Philip Baker discussed the Friends Ambulance Unit, and the motives which brought the unit together.
T. Edmund Harvey mentioned the Friends War Victims Relief Committee work, including medical, agricultural and other relief work, such as building shelters and temporary housing for the populations of areas affected by the conflict.
A summary from the AGM report in ‘Bootham’ magazine, December 1915. Both Bootham and Mount Old Scholars were at the meeting. Longer excerpts from the accounts of the various types of work done will follow in later posts.
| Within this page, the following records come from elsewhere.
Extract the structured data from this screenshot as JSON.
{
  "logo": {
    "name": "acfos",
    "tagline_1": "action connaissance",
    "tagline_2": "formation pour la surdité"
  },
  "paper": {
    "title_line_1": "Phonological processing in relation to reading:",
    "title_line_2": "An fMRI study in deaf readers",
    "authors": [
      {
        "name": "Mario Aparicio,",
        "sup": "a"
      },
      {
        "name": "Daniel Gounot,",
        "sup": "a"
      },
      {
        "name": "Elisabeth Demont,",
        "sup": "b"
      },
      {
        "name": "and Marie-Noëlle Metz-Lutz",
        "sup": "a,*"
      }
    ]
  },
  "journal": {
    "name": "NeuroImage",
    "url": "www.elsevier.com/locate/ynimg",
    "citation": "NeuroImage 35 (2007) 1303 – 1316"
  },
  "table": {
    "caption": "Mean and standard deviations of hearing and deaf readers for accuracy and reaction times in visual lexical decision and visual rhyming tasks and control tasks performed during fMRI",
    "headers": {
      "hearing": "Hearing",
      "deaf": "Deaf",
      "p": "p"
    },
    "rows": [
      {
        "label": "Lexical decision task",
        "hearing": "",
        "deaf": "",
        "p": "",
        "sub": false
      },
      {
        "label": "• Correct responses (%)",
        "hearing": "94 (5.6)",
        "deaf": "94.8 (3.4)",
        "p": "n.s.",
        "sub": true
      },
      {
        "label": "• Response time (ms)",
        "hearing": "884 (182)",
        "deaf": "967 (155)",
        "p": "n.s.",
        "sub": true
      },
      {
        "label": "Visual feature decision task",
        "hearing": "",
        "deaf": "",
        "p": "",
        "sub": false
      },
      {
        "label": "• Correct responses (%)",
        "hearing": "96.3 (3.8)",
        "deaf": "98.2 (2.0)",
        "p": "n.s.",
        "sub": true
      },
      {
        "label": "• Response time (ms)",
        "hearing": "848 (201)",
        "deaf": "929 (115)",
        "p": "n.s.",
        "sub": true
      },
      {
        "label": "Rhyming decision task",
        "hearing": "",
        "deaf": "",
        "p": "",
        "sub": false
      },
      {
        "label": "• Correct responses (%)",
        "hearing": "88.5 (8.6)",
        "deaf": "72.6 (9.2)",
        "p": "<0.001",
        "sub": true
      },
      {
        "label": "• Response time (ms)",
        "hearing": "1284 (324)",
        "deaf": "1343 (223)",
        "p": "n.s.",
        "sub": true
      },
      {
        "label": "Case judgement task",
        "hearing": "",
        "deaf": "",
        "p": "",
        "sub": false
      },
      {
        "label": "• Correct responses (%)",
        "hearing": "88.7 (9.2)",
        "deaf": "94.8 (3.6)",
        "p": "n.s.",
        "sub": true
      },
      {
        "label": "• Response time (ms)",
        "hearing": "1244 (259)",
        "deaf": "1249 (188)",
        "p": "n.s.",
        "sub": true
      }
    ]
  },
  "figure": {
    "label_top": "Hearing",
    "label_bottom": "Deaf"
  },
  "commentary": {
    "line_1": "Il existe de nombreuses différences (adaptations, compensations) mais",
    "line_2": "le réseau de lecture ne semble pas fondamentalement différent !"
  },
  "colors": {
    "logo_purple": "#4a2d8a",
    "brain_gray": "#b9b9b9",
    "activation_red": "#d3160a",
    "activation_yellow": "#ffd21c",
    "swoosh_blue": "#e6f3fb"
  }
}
“The Friends’ Ambulance Unit has now completed four months’ work at the front. During the whole time it has continued to work in the same area in Flanders and Northern France; and its headquarters remain still where they were first established at Dunkirk. The original party that went out from England has been more than trebled in size, and there is still no slackening in the demand for men to do the additional work that is continually opening out. Before Christmas the unit’s main achievement was the organisation of a system of seven ambulance stations on the front, which carried among them in a few weeks over ten thousand wounded men, mostly from aid posts just behind the trenches, to hospitaux d’evacuation in the rear. Since Christmas the biggest development of the work has consisted in a large scale attempt to cope with an epidemic of disease among the refugees and civilian population still living in the very front of the fighting zone in Flanders. Besides the work of two hospitals, which have an accommodation of over two hundred beds, various preventive measures have been taken; six thousand five hundred civilians have been inoculated against typhoid ; a pure water supply has been provided in various towns and villages; and now every house in the district is being visited and, if necessary, disinfected. Much of this work is done within range of the German guns. The unit also has two hospitals in Dunkirk, one of which, it is hoped, will vary rapidly expand.”